Rumor has it that a beast is set to drop next year to celebrate Samsung’s 10th year anniversary. The Samsung Galaxy S10 is set to break the technological world by my standards based on reports on the upcoming Galaxys10 lineups relayed to the world by Samsung’s CEO DJ Koh.
Why We Call It A Beast
Based on his report, it looks like there may be three versions of the lineup also confirmed by multiple inside sources referred to under code name Beyond. We should be expecting to see three different models sporting 5.8-inch display, 6.1-inch display and 6.4-inch display respectively but we’re not bothered about screen when it comes to Samsung abi.
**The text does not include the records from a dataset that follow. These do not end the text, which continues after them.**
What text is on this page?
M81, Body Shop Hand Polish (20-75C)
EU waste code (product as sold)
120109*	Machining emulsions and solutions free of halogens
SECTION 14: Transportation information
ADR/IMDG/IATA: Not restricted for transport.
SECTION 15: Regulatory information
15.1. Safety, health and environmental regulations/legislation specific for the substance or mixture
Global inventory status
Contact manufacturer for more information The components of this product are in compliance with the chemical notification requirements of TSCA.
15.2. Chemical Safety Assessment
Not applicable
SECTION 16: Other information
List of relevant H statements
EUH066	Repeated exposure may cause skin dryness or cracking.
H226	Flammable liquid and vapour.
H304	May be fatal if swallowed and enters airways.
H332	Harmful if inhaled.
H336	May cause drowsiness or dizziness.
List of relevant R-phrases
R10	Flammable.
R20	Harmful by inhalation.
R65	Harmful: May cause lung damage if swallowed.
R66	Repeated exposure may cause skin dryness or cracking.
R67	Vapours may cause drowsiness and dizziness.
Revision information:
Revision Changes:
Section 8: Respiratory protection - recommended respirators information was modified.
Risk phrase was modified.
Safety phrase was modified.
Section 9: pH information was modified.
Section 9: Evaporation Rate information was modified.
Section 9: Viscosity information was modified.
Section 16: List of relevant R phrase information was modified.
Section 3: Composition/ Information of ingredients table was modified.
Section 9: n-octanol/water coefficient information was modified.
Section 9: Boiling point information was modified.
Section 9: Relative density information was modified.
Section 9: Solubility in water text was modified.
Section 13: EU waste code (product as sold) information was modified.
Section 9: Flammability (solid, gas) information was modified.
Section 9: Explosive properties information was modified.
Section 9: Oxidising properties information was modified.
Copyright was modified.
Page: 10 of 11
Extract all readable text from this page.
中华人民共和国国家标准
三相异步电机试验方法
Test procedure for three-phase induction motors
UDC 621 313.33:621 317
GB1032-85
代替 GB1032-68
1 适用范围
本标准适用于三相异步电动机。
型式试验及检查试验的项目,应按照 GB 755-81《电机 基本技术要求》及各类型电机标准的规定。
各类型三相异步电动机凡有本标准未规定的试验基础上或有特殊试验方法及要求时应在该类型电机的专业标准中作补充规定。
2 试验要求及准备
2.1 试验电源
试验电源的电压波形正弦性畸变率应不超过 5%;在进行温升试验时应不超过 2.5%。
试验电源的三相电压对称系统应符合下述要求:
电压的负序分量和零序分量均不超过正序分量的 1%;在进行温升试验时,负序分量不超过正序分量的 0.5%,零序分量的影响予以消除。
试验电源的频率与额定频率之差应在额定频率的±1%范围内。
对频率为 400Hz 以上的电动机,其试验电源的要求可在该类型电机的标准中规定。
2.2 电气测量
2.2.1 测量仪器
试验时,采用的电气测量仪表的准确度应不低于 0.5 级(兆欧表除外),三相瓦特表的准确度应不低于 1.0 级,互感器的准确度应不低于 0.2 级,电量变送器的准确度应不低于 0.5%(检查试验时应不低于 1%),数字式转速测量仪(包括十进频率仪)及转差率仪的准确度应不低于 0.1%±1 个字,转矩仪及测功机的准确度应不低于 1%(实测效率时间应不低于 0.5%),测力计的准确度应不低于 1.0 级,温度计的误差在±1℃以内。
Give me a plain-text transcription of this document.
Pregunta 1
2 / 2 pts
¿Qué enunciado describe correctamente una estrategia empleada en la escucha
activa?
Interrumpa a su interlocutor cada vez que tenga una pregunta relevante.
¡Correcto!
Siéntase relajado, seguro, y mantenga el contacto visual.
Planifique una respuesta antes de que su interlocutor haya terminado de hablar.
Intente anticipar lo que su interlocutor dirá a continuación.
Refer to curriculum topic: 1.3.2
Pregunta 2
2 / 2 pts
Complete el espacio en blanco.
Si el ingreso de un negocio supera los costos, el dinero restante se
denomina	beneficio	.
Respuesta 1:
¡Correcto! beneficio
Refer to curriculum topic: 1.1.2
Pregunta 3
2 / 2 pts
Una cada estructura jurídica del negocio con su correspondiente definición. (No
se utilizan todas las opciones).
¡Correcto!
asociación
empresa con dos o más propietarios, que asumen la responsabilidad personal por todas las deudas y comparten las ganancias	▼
Although previous news of a patent has revealed a completely bezel-less display which doesn’t seem like a far-fetched idea anymore since the Oppo find x started making waves.
The best part about this upcoming announced device is a major concern of all of us sha, we all know how expensive their screens can be based on testimonies of users just like myself sha, anyhow Samsung has hinted at the release of a flexible OLED screen to be sported by the Galaxy S10 which is somewhat similar to the display used by the Samsung Galaxy note 9 anyhow I’m talking too much, The koko is the screen is rumored to be unbreakable and even hammer tests have been carried out on the device: you know what that means na (no more outrageous spending on broken screens).
Another good news is that the Galaxy S10 will now have a full 3D camera, potentially equaling the iPhone x experience in terms of Augmented Reality (you’ll start to enjoy AR emoji like the animoji equivalent by apple).
The Icing On The Cake
I know we just started getting the fuss about 4G and all but the next best thing is out. 5G basically means superfast status updates, super-fast downloads, superfast streaming, I don’t even want to know how Nigeria network will try and mess up with 5G but then it supports it due to the new snapdragon chipset which also means superfast phone too. Let’s all anticipate this beast together because this android knocks the pants off everything else.